CMS’ proposed addition of the attending physician to the election form.  NAHC/HAA are very supportive of this change but caution that CMS must provide clear guidance to hospices to ensure that they are meeting CMS’ intent relative to any formal changes made to the attending physician designation.  NAHC/HAA also encourage CMS to provide physician education to ensure that physicians are not improperly billing Medicare as a hospice patient’s attending physician when not so designated with and by the hospice.

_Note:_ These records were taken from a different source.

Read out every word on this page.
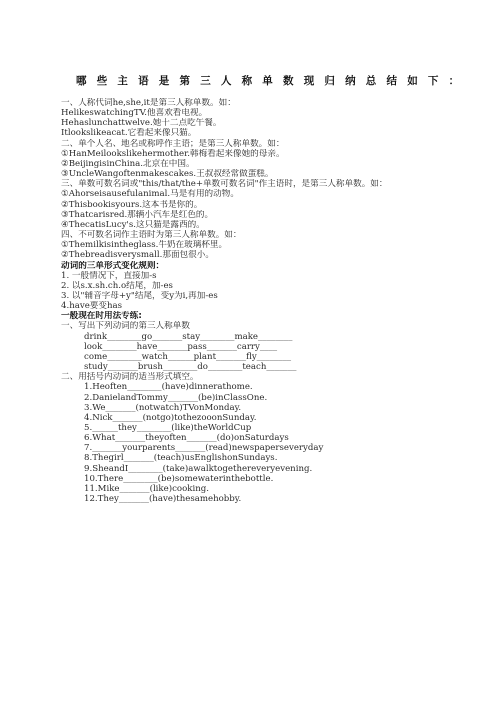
哪些主语是第三人称单数现归纳总结如下：
一、人称代词he,she,it是第三人称单数。如：
HelikeswatchingTV.他喜欢看电视。
Hehaslunchattwelve.她十二点吃午餐。
Itlookslikeacat.它看起来像只猫。
二、单个人名、地名或称呼作主语；是第三人称单数。如：
①HanMeilookslikehermother.韩梅看起来像她的母亲。
②BeijingisinChina.北京在中国。
③UncleWangoftenmakescakes.王叔叔经常做蛋糕。
三、单数可数名词或"this/that/the+单数可数名词"作主语时，是第三人称单数。如：
①Ahorseisausefulanimal.马是有用的动物。
②Thisbookisyours.这本书是你的。
③Thatcarisred.那辆小汽车是红色的。
④ThecatisLucy's.这只猫是露西的。
四、不可数名词作主语时为第三人称单数。如：
①Themilkisintheglass.牛奶在玻璃杯里。
②Thebreadisverysmall.那面包很小。
动词的三单形式变化规则：
1. 一般情况下，直接加-s
2. 以s.x.sh.ch.o结尾，加-es
3. 以"辅音字母+y"结尾，变y为i,再加-es
4.have要变has
一般现在时用法专练:
一、写出下列动词的第三人称单数
drink________go_______stay________make________
look________have_______pass_______carry____
come________watch______plant_______fly________
study_______brush________do________teach_______
二、用括号内动词的适当形式填空。
1.Heoften________(have)dinnerathome.
2.DanielandTommy_______(be)inClassOne.
3.We_______(notwatch)TVonMonday.
4.Nick_______(notgo)tothezooonSunday.
5.______they________(like)theWorldCup
6.What_______theyoften_______(do)onSaturdays
7._______yourparents_______(read)newspaperseveryday
8.Thegirl_______(teach)usEnglishonSundays.
9.SheandI________(take)awalktogethereveryevening.
10.There________(be)somewaterinthebottle.
11.Mike_______(like)cooking.
12.They_______(have)thesamehobby.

CMS’ solicitation of comments on coordination of benefits and appeals for hospice patients on Part D.  NAHC/HAA continue to have serious concerns about imposition of a prior authorization process on terminally ill patients and commented on continuing problems that are arising as the result of CMS’ March 10 guidance to Part D plans.  NAHC/HAA conveyed that any process that does not formally include all relevant parties and that does not guarantee timely access to medications for hospice patients will continue to be fraught with problems.  NAHC/HAA understands, however, that if CMS should continue the PA process, codification of elements of the process is essential to ensure that the requirements on plans can be adequately enforced, and made several recommendations relative to specific elements of the coordination process that were included in the March 10 guidance.

Diagnosis Codes on hospice claims.  As part of the proposed rule CMS reminds hospice providers that beginning Oct. 1, 2014, hospice claims will be returned to provider (RTPd) if they do not include an appropriately selected principal diagnosis.  NAHC/HAA recommended that CMS provide a comprehensive list of codes that will result in a claim being RTPd, and that the list be made available as soon as possible.

As mentioned previously, this is a brief summary of the NAHC/HAA comments; we encourage those interested in greater detail to refer to the link provided at the start of this article.